Cet écrivain aux multiples visages, doté d’un physique irréprochable dont il se sert pour servir certaines causes humanitaires, irrite ou séduit selon le cas. On lui reproche d’être provocateur, car il défend ses opinions avec pugnacité et courage.

On l’accuse d’ignorer la presse et de refuser la médiatisation, et pourtant ses ouvrages s’arrachent à plusieurs milliers d’exemplaires dès leur sortie.

On peut aimer ou détester SAR, mais il ne peut laisser indifférent.

Son éloquence passionnée, son ardeur et sa fougue à défendre les causes perdues, ses vues d’humaniste et d’activiste font de lui une cible facile. Elles suscitent parallèlement l’attachement, la fidélité et parfois l’admiration de ses innombrables lecteurs.

Il intervient sous plusieurs pseudonymes : « SAR » « Steve Abadie de Villeneuve » ou bien encore « Lincoln De Villeneuve » dans plusieurs magazines spécialisés, ses éclairages psychanalytiques, scientifiques, ses interviews de politiques ou ses articles déclenchent de vives réactions dès leur parution. Très proche du milieu de l'art contemporain, de la danse classique et du monde du cinéma il est le coach de nombreux artistes Français et internationaux.
SAR est de tous les combats pour la dignité de l’être humain. Il maintient la tradition des intellectuels engagés dans l’action et les idées, tels Malraux, Sartre, Camus et Foucault qu’il considère comme ses modèles.

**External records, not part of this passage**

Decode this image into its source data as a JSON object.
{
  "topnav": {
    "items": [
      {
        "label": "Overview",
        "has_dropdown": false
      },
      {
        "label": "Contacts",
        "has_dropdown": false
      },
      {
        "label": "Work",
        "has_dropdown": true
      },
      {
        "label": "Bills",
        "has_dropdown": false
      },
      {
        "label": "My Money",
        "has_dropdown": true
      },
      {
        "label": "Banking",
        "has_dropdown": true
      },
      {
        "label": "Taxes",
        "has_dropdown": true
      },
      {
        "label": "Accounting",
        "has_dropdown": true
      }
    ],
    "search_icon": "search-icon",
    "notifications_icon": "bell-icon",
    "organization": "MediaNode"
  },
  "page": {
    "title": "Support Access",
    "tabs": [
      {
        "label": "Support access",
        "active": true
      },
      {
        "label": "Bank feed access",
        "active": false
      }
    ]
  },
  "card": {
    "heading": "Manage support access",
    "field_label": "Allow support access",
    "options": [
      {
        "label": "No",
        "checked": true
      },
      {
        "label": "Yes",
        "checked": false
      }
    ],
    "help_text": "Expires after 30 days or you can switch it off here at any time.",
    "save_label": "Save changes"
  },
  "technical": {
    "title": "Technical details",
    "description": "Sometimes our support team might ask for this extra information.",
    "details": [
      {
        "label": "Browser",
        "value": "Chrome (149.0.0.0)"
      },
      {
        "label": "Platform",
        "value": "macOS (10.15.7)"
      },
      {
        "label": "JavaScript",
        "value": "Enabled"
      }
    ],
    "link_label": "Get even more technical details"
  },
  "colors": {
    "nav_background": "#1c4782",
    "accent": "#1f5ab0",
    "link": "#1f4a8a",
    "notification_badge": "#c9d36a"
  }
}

Depuis le début de sa carrière, il a toujours mené une double activité : celle de professionnel de la santé mentale et celle d’auteur. Il ne cesse de mettre son talent, son énergie et son courage dans ses ouvrages de vulgarisation psychanalytique afin de rendre accessible au plus grand nombre cette science de l’élite.

Dans sa carrière de psychanalyste et de sexologue clinicien, une préoccupation domine sa pratique, c’est « l’idée du mal », que l’on retrouve dans ses ouvrages spécialisés en psycho-criminologie. Pour SAR, le XXe siècle est le siècle du mal : fascisme, totalitarisme, terrorisme mais aussi intégrisme sont les visages successifs que ce mal a pris, et qu’il continue de prendre en ce début de XXIe siècle.